Special 290S/290K Quantum Materials Seminar speaker Josephine Dias (Okinawa Institute of Science and Technology) Tuesday, March 14 at 2:00 pm in 325 Physics South

Time/Venue Tuesday, March 14 at 2:00 pm Pacific Time in 325 Physics South and via Zoom:
https://berkeley.zoom.us/j/99523499113pwd=REovb3pyam03WXQwbEhrU3dqNHZvdz09
Meeting ID: 995 2349 9113 Passcode: 600704
Host Chris Waechtler (Moore Group)
Title Reservoir-assisted energy migration in hybrid quantum systems 
Abstract Recent developments in quantum technology have given us the ability to engineer composite quantum systems including components such as atomic, molecular, solid state and optical. These hybrid quantum systems represent ideal candidates for demonstrating novel and complex phenomena. As an example, it has been shown recently that an ensemble of negatively charged nitrogen-vacancy (NV-) centers in diamond coupled to a resonator exhibits superradiant decay – a collective effect where the radiation is enhanced by the presence of multiple emitters. It is essential we find new applications that benefit from the engineered nature of these hybrid systems.
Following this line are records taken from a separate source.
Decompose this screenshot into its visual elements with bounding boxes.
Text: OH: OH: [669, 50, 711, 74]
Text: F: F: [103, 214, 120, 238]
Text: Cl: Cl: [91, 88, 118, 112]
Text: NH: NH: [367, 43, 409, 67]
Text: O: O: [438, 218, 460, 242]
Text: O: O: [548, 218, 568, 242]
One such example could be in the transfer of energy and quantum correlations. The transport of energy through a network is fundamental to how both nature and current technologies operate. Generally, we think about a series of nodes being connected by channels that transport the energy through them. Motivated by the design of hybrid quantum systems, we will introduce an alternate approach, replacing our channels with engineered collective environments that interact with pairs of nodes. We will show how energy initialized at a specific location in the network can migrate to another network node—even though the environment may be at zero temperature. More importantly, we show that such energy migration occurs on timescales significantly faster than the relaxation rates associated with the single spins which further establishes this as a truly collective phenomenon. Our approach highlights the importance of being able to design and tailor the properties and symmetries of hybrid quantum systems. In doing so, we can illustrate new directions for the future of quantum technologies.